Sueño andorrano

“La obra representa un paisaje real de Andorra: montañas cubiertas de nieve, un río que recorre el valle y una iglesia. Sin embargo, hay algo en la escena que la separa de una simple representación realista. Los árboles muestran rostros humanos, como si la naturaleza despertara dentro de un sueño. Esa pequeña alteración cambia por completo la percepción del espectador y plantea una pregunta: ¿hasta qué punto lo que vemos pertenece a la realidad? Los paisajes de Andorra son tan impactantes que pueden parecer irreales, casi sacados de un sueño. Esa sensación fue el punto de partida de la obra: los árboles con rostro simbolizan ese límite borroso entre lo que existe y lo que imaginamos, entre el mundo tangible y el del sueño. “Sueño andorrano” reflexiona sobre esa frontera difusa entre lo real y lo onírico, tomando como punto de partida un paisaje que parece moverse entre ambos mundos.”

Becartlien

“Rebeca, pintora al óleo e ingeniera informática afincada en Madrid, fusiona lo etéreo y lo tangible a través de un estilo onírico donde los sueños, la espiritualidad y lo simbólico se entrelazan.

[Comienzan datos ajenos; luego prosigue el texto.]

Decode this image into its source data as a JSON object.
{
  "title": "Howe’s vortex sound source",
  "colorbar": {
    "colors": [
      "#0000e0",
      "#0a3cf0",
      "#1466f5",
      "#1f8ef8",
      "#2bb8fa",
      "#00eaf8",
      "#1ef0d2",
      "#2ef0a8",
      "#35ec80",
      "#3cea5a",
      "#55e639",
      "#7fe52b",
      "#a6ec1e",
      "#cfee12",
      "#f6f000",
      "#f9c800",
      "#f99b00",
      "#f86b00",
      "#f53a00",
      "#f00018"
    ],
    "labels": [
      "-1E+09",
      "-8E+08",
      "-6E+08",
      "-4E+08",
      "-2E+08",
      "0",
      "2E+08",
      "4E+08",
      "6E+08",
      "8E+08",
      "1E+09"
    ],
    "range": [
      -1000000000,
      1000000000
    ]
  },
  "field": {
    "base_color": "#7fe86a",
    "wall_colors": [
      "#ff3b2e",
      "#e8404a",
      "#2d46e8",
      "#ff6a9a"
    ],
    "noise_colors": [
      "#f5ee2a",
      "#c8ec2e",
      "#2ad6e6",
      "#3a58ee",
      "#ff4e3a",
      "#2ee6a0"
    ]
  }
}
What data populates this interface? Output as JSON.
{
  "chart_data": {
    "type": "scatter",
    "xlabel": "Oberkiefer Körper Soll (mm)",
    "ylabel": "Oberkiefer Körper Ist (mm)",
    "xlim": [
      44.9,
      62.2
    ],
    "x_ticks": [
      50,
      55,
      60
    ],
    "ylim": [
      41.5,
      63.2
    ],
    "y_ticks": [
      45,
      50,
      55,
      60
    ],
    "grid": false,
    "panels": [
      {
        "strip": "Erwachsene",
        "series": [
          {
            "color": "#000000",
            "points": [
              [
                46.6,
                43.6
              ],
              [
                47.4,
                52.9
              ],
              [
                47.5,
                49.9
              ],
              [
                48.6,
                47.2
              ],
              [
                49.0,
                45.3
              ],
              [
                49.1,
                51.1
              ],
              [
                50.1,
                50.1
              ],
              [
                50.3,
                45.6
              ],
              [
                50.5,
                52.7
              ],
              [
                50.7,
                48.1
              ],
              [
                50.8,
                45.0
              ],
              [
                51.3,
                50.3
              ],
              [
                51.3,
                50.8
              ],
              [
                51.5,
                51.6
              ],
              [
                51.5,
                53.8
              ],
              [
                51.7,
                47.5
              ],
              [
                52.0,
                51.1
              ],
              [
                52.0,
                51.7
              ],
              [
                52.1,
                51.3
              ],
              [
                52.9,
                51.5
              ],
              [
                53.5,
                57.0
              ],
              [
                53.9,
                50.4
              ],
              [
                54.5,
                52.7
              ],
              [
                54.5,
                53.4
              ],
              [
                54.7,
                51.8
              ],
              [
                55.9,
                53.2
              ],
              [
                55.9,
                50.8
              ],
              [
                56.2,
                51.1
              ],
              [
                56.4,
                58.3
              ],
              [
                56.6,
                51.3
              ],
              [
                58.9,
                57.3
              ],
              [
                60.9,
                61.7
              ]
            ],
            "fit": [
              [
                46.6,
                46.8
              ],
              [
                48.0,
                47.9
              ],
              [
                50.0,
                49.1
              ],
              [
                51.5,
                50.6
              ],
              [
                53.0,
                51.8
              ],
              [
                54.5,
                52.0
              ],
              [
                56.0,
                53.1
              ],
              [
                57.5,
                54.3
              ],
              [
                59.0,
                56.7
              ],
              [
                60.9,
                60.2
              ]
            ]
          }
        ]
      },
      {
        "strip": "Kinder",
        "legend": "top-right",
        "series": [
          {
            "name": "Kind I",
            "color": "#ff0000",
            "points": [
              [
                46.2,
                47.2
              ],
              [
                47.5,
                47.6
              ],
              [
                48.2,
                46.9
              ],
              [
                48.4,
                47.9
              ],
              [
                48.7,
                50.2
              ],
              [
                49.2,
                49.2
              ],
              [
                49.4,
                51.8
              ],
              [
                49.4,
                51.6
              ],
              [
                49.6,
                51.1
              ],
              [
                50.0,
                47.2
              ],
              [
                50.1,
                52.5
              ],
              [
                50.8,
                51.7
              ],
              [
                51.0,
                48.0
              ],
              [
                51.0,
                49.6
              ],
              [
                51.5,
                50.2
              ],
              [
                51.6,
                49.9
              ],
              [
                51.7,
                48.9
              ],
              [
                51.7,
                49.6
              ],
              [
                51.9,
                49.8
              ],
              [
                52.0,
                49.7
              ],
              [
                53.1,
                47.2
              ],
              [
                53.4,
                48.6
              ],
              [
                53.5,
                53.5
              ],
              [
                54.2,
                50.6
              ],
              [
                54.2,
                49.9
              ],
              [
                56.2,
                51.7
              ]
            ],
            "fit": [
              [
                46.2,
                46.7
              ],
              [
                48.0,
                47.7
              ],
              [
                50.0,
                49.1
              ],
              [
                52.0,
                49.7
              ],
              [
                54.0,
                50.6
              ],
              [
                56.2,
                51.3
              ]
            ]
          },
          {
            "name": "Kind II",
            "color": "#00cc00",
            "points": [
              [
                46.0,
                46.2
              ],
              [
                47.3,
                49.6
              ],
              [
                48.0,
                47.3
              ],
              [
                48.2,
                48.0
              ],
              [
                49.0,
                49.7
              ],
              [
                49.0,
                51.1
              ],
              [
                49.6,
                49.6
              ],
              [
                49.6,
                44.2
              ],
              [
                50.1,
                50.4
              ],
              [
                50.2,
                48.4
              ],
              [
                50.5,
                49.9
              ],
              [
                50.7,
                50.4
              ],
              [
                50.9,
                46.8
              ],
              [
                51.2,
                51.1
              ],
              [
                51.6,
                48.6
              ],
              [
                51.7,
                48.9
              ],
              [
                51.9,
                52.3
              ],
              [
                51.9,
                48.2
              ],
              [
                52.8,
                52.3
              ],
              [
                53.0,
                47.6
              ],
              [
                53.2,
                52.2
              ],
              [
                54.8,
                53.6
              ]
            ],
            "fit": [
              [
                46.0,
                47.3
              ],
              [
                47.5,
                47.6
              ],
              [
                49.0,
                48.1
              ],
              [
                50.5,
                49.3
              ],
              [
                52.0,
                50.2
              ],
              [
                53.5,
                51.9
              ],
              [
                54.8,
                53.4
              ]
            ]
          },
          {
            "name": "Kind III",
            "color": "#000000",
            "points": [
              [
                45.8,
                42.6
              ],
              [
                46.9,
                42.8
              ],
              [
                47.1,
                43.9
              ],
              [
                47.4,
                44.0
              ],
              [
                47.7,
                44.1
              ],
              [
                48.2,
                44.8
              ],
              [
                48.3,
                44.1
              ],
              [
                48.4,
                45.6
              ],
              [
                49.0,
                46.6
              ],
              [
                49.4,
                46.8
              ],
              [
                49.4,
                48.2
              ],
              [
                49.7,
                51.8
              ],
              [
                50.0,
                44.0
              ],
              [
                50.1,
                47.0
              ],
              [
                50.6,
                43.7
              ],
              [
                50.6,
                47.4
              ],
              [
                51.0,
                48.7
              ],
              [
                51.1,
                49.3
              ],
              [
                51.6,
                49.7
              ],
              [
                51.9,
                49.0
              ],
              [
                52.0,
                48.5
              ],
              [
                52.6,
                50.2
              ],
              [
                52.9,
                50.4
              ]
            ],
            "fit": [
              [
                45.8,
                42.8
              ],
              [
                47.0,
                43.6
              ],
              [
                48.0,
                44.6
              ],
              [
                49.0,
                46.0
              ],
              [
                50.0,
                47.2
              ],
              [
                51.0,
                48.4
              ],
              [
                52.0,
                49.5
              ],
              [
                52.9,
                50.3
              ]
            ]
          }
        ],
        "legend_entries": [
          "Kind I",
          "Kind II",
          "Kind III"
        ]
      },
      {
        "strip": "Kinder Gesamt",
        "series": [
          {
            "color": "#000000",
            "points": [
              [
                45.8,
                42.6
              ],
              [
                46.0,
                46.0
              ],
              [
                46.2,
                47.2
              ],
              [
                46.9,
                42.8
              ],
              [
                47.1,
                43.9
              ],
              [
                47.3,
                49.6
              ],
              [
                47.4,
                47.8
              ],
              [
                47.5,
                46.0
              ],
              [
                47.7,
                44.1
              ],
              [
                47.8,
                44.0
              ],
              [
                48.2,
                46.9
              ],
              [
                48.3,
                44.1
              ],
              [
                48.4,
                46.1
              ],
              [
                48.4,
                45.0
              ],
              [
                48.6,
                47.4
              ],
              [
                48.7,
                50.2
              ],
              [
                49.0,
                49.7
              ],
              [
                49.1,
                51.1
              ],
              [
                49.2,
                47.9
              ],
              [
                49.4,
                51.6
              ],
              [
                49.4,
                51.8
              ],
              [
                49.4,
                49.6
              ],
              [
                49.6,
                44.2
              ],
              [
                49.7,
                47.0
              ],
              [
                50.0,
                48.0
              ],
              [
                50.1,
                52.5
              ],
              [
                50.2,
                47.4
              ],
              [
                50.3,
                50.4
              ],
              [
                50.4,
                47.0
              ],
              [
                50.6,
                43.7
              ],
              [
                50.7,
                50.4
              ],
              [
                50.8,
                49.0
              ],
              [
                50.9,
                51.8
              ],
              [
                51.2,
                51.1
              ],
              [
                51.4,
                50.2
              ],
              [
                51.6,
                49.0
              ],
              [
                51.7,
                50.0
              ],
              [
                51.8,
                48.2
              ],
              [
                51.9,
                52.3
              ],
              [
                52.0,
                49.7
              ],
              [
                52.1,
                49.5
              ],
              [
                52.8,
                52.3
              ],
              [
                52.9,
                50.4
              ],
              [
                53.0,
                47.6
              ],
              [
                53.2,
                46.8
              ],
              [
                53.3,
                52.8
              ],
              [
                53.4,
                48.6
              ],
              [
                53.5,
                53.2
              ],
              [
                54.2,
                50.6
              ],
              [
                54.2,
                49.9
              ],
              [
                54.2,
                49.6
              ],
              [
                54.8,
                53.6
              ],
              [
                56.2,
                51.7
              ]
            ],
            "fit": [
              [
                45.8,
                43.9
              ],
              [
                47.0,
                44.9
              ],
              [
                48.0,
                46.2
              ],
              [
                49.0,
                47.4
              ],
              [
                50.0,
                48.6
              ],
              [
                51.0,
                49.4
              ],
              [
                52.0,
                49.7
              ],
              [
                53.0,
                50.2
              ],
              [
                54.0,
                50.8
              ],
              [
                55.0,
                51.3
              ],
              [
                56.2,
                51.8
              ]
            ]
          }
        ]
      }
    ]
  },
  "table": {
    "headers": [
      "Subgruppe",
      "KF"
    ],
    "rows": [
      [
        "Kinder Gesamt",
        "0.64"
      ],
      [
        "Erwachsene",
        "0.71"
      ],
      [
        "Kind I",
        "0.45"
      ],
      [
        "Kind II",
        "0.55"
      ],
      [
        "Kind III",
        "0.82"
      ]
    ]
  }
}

Su misión es crear escenarios donde el espectador pueda perderse en mundos sin reglas y cuestionar los límites de lo real. Pinta para abrir portales hacia otras realidades, cruzar el umbral de lo conocido y viajar —despiertos— hacia aquello que solo el alma reconoce. En sus obras conviven paisajes oníricos, personajes de otros planos, realidades paralelas y objetos que conectan con lo histórico, dando forma a espacios donde todo puede mutar y donde la imaginación se convierte en un lenguaje para lo inexplicable. El contraste de colores intensos es una firma en su trabajo: no solo aporta fuerza visual, sino que amplifica la experiencia emocional y potencia la sensación de estar ante un mundo distinto. Inspirada por el arte clásico y por el poder del inconsciente como fuente creativa, Rebeca crea composiciones cargadas de simbolismo y profundidad, donde la emoción y el misterio toman forma. Guiada por su fascinación por aquello que escapa a la lógica —los sueños, la espiritualidad y las emociones más profundas—, busca conectar al espectador con lo intangible. A través de su evolución artística, Rebeca recuerda que, tanto en el arte como en la vida, todo es cuestión de contrastes.”